Marcos Arturo Vasquez, stuck in another traffic jam several blocks long, sighed as he contemplated the chaos. The Nogales native, a taxi driver, also blamed newcomers. “Most Sonorans are very clean and quiet and proper,” he said.
Border activist Trujillo said that such sentiments, while not universal in Nogales, showed that distrust of poor strangers knew no boundaries. “The same attitudes that some communities have in the U.S., we in Mexico have against migrants from the south.”
There are those who sympathize with the new arrivals. “The poor things, they’ve suffered so much,” said Rafael Vitla, 70, who unloads trucks at the isolated border crossing where deportees are dropped off. “They’ve lost everything and now they have to try again.”
As Vitla spoke, a line of 46 deportees tromped into Mexico after being deposited about 100 yards on the other side of the border by a Department of Homeland Security bus. It was 3:15 p.m., and the Mexican border officials had already gone home for the day. The border crossing, on a remote ridge, is more than a mile from downtown.
“There are no cabs here?” Manuel Corona said in disbelief. Corona, 47, from central Mexico, had to walk through industrial neighborhoods to downtown, where he hoped to find his 23-year-old daughter who was deported the previous day.

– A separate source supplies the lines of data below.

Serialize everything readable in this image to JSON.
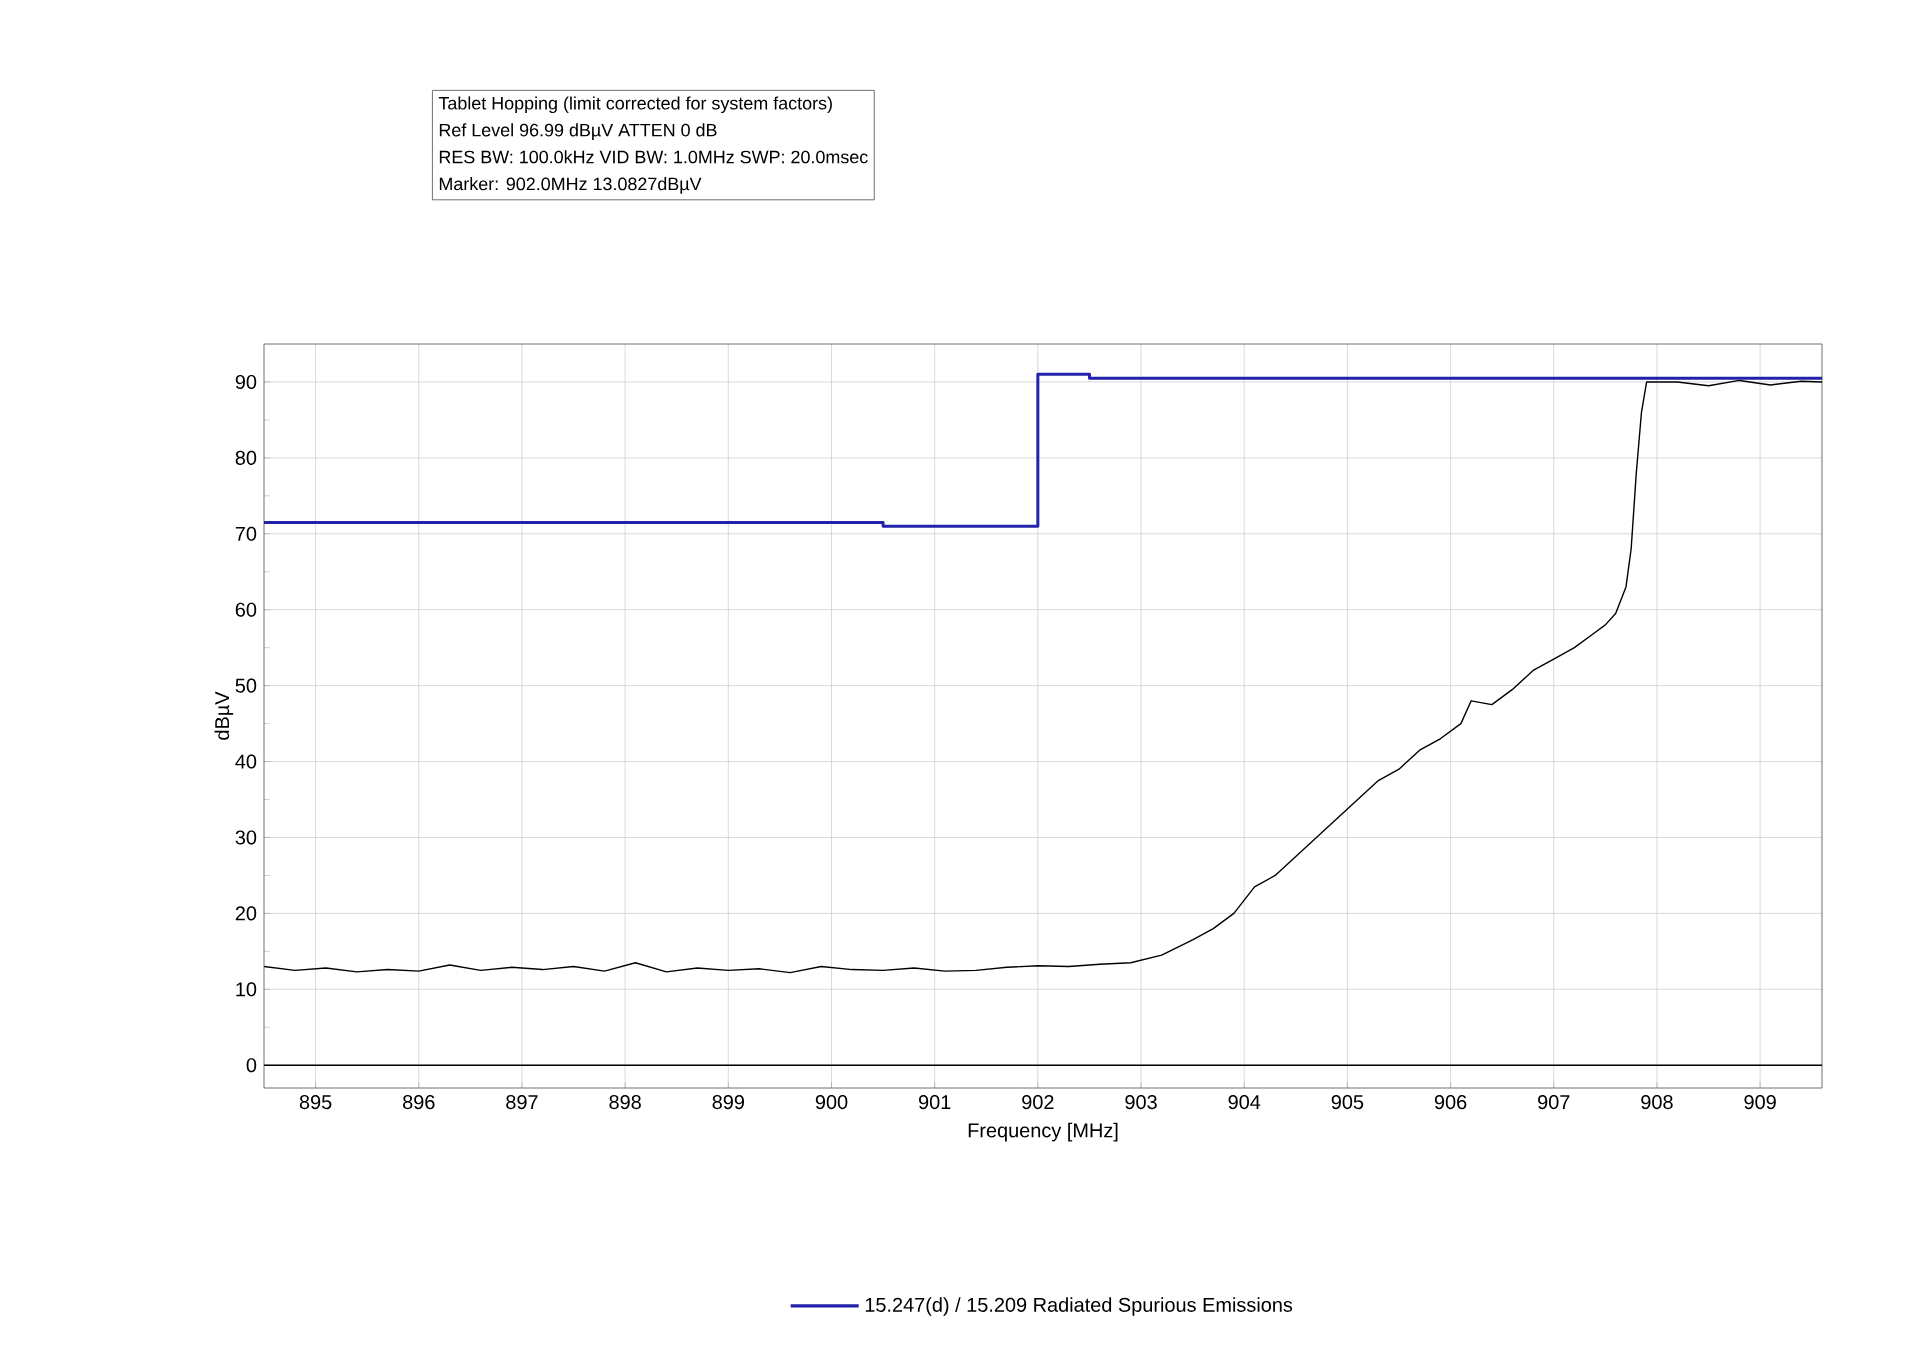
{
  "chart_data": {
    "type": "line",
    "title": "Tablet Hopping (limit corrected for system factors)",
    "annotations": [
      "Ref Level 96.99 dBµV    ATTEN 0 dB",
      "RES BW: 100.0kHz  VID BW: 1.0MHz  SWP: 20.0msec",
      "Marker: 902.0MHz  13.0827dBµV"
    ],
    "xlabel": "Frequency [MHz]",
    "ylabel": "dBµV",
    "xlim": [
      894.5,
      909.6
    ],
    "ylim": [
      -3,
      95
    ],
    "xticks": [
      895,
      896,
      897,
      898,
      899,
      900,
      901,
      902,
      903,
      904,
      905,
      906,
      907,
      908,
      909
    ],
    "yticks": [
      0,
      10,
      20,
      30,
      40,
      50,
      60,
      70,
      80,
      90
    ],
    "grid": true,
    "legend": "bottom",
    "ref_lines": [
      {
        "axis": "y",
        "value": 0
      }
    ],
    "series": [
      {
        "name": "15.247(d) / 15.209 Radiated Spurious Emissions",
        "color": "#2222aa",
        "x": [
          894.5,
          900.5,
          900.5,
          902.0,
          902.0,
          902.5,
          902.5,
          909.6
        ],
        "values": [
          71.5,
          71.5,
          71.0,
          71.0,
          91.0,
          91.0,
          90.5,
          90.5
        ]
      },
      {
        "color": "#000000",
        "x": [
          894.5,
          894.8,
          895.1,
          895.4,
          895.7,
          896.0,
          896.3,
          896.6,
          896.9,
          897.2,
          897.5,
          897.8,
          898.1,
          898.4,
          898.7,
          899.0,
          899.3,
          899.6,
          899.9,
          900.2,
          900.5,
          900.8,
          901.1,
          901.4,
          901.7,
          902.0,
          902.3,
          902.6,
          902.9,
          903.2,
          903.5,
          903.7,
          903.9,
          904.1,
          904.3,
          904.5,
          904.7,
          904.9,
          905.1,
          905.3,
          905.5,
          905.7,
          905.9,
          906.1,
          906.2,
          906.4,
          906.6,
          906.8,
          907.0,
          907.2,
          907.4,
          907.5,
          907.6,
          907.7,
          907.75,
          907.8,
          907.85,
          907.9,
          908.2,
          908.5,
          908.8,
          909.1,
          909.4,
          909.6
        ],
        "values": [
          13.0,
          12.5,
          12.8,
          12.3,
          12.6,
          12.4,
          13.2,
          12.5,
          12.9,
          12.6,
          13.0,
          12.4,
          13.5,
          12.3,
          12.8,
          12.5,
          12.7,
          12.2,
          13.0,
          12.6,
          12.5,
          12.8,
          12.4,
          12.5,
          12.9,
          13.1,
          13.0,
          13.3,
          13.5,
          14.5,
          16.5,
          18.0,
          20.0,
          23.5,
          25.0,
          27.5,
          30.0,
          32.5,
          35.0,
          37.5,
          39.0,
          41.5,
          43.0,
          45.0,
          48.0,
          47.5,
          49.5,
          52.0,
          53.5,
          55.0,
          57.0,
          58.0,
          59.5,
          63.0,
          68.0,
          78.0,
          86.0,
          90.0,
          90.0,
          89.5,
          90.2,
          89.6,
          90.1,
          90.0
        ]
      }
    ]
  }
}
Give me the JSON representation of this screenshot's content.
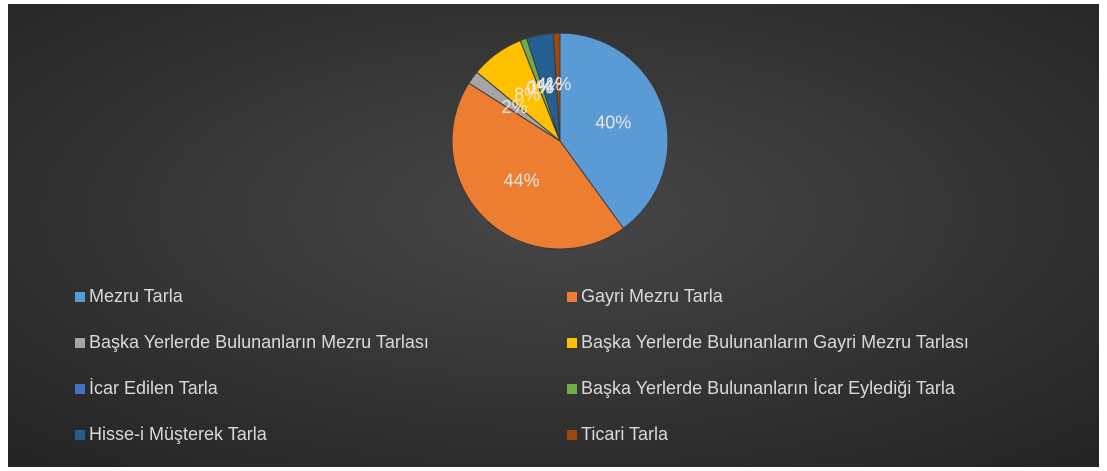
{
  "chart_data": {
    "type": "pie",
    "categories": [
      "Mezru Tarla",
      "Gayri Mezru Tarla",
      "Başka Yerlerde Bulunanların Mezru Tarlası",
      "Başka Yerlerde Bulunanların Gayri Mezru Tarlası",
      "İcar Edilen Tarla",
      "Başka Yerlerde Bulunanların İcar Eylediği Tarla",
      "Hisse-i Müşterek Tarla",
      "Ticari Tarla"
    ],
    "values": [
      40,
      44,
      2,
      8,
      0,
      1,
      4,
      1
    ],
    "value_labels": [
      "40%",
      "44%",
      "2%",
      "8%",
      "0%",
      "1%",
      "4%",
      "1%"
    ],
    "colors": [
      "#5b9bd5",
      "#ed7d31",
      "#a5a5a5",
      "#ffc000",
      "#4472c4",
      "#70ad47",
      "#255e91",
      "#9e480e"
    ],
    "legend": "bottom"
  }
}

Mexican officials say the answer to the immigration problem is to create jobs to keep people like Corona from leaving their homes. As a short-term solution, the state started a program at a shelter in April that gives qualified migrants jobs at maquiladoras. “They’re in their own country and they’re working,” said Nitzia Gastelum Romero, who runs the shelter. “This is a model program.”
Mexico isn’t Larissa Sosa’s home, but she’s grateful for the chance to work here. Two months ago the 24-year-old Honduran native, who’d lived illegally in Mexico for four years, was caught by the U.S. Border Patrol as she tried to cross the Arizona desert. She wanted to make more money so she could get medical treatment for her ailing 70-year-old father. A Border Patrol agent helped Sosa onto the deportation bus with the words “See you next time.”
In Nogales, Sosa found Gastelum’s shelter, then a job at a maquiladora, and decided against crossing again. She spoke enthusiastically about learning English and computer skills.
But when asked whether she considered herself lucky to have ended up in Nogales, she began to sob. Speaking of the United States, she said with longing, “There’s so much money there.”